Beware the “influencers”
Many young people today are tempted by the fame and fortune of social media “influencers” to buy virtually anything. Spending thousands of dollars on cosmetics or athletic footwear is one thing—more akin to buying Christmas tree ornaments. But betting tens of thousands of dollars on crypto, FTX-type stocks, meme stocks, or any other speculation-of-the-day scheme because some YouTube star said so just strikes me as total madness. Social media has become the modern Gen Z version of Wall Street to create and promote expensive portfolio ornaments.
These financial influencers are called “finfluencers.” (I’m guessing words like hustlers, charlatans, con artists, and manipulators didn’t test well among the marketing consultants.)
In any case, finfluencers are gaining traction with Gen Z—despite the consistent collapse of their best recommendations. These hucksters are essentially unregulated promoters who are paid huge sums to fling BS with a smile and a deceptive air of authority and expertise.
A great example of this is Kevin Paffrath, aka “Meet Kevin.” Paffrath is a YouTube star who, according to The Wall Street Journal, made $22 million in 2021 alone promoting all kinds of shiny portfolio ornaments —like FTX. Paffrath is like an old-school stockbroker on steroids.
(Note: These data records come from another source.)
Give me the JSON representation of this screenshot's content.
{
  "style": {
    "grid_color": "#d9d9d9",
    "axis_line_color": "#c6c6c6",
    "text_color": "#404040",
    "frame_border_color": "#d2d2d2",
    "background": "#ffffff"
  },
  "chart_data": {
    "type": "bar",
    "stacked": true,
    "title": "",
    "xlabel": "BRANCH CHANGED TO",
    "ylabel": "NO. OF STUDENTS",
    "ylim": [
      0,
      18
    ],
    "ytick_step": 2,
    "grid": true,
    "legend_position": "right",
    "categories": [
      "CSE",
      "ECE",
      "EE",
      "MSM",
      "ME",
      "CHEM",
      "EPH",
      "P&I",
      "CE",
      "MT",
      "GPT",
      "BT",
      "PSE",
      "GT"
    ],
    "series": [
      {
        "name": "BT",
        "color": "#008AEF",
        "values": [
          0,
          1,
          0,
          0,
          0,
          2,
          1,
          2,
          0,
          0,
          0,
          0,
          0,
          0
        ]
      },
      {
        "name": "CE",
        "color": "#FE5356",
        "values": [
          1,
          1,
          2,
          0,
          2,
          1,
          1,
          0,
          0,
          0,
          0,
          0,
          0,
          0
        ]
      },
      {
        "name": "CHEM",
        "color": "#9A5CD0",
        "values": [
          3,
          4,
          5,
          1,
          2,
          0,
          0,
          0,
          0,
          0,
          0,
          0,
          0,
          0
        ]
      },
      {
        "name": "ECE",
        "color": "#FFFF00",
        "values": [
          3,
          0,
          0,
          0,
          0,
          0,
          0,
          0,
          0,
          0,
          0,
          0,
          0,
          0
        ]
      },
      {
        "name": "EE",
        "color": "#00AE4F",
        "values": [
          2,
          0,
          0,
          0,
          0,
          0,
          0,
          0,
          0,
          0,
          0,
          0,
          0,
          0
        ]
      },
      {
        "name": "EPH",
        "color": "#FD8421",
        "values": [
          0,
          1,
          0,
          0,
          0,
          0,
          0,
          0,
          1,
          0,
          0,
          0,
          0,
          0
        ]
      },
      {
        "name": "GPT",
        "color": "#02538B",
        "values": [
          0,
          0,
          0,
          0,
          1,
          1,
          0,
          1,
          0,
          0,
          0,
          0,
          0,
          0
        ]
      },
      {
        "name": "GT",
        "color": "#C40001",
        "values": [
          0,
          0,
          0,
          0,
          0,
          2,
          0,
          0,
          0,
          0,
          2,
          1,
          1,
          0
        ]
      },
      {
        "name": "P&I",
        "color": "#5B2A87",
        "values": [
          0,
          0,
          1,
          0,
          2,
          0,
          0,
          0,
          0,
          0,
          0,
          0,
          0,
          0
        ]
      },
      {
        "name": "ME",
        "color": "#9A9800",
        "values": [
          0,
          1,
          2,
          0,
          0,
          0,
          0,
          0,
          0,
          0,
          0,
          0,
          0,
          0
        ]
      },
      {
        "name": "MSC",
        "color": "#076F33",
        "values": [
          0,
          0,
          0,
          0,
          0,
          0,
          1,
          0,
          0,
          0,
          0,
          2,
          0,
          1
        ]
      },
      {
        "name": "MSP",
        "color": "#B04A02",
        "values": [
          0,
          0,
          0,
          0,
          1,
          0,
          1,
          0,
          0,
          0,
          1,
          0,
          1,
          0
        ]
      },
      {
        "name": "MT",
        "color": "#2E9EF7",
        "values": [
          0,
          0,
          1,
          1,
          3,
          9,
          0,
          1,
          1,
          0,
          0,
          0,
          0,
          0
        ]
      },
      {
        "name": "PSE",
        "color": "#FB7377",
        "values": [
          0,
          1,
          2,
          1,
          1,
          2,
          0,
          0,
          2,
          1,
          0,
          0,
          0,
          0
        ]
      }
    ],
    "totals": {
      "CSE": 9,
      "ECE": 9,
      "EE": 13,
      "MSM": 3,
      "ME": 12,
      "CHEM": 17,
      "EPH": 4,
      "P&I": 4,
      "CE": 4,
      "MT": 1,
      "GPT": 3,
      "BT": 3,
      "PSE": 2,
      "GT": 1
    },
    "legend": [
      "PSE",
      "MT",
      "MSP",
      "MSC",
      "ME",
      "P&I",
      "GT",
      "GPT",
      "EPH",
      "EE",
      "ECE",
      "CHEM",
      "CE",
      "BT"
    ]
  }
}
But the wealth destruction he causes is vast and mostly affects people who can least afford the losses.
Watch this smirky punk dance around his disclaimers in a YouTube video (I particularly like how he emphasizes SEC in yellow) to promote his new idea—an innovation ETF with “AMAZING” tax benefits. Sound like Cathy Wood’s ARKK fund? Yep. Here’s the link: *JUST* Invested $1 Million into THIS Stock.
The video is exhausting. I tried to watch it and had to stop after about five minutes. Especially when Kevvy secured the symbol for his new ETF and actually said, “In this video I’d like to explain why I’m launching my PP.” My head was ready to explode, and I still need my head. Have I used the word “immature” already in this article? WTH is going on with our culture!?
Enough of the madness
I know some of the reasons we gather during the holidays are to enjoy family, renew friendships, and consider deeper meanings to our life (love, religion, spirituality, charity, and so on). We’ve pretty much all had it with discussing Covid and politics, right?
But if you find the opportunity, why not talk about the destruction social media influencers can—and do— have on the younger generations? It’s not just the financial hucksters, but all of those who elevate materialism, fear of missing out, envy, and greed ahead of common sense, humility, and living a truly meaningful life.
Everyone at Equius wishes you and yours a healthy, prosperous, and loving New Year. Merry Christmas and Happy Holidays from the Equius Team!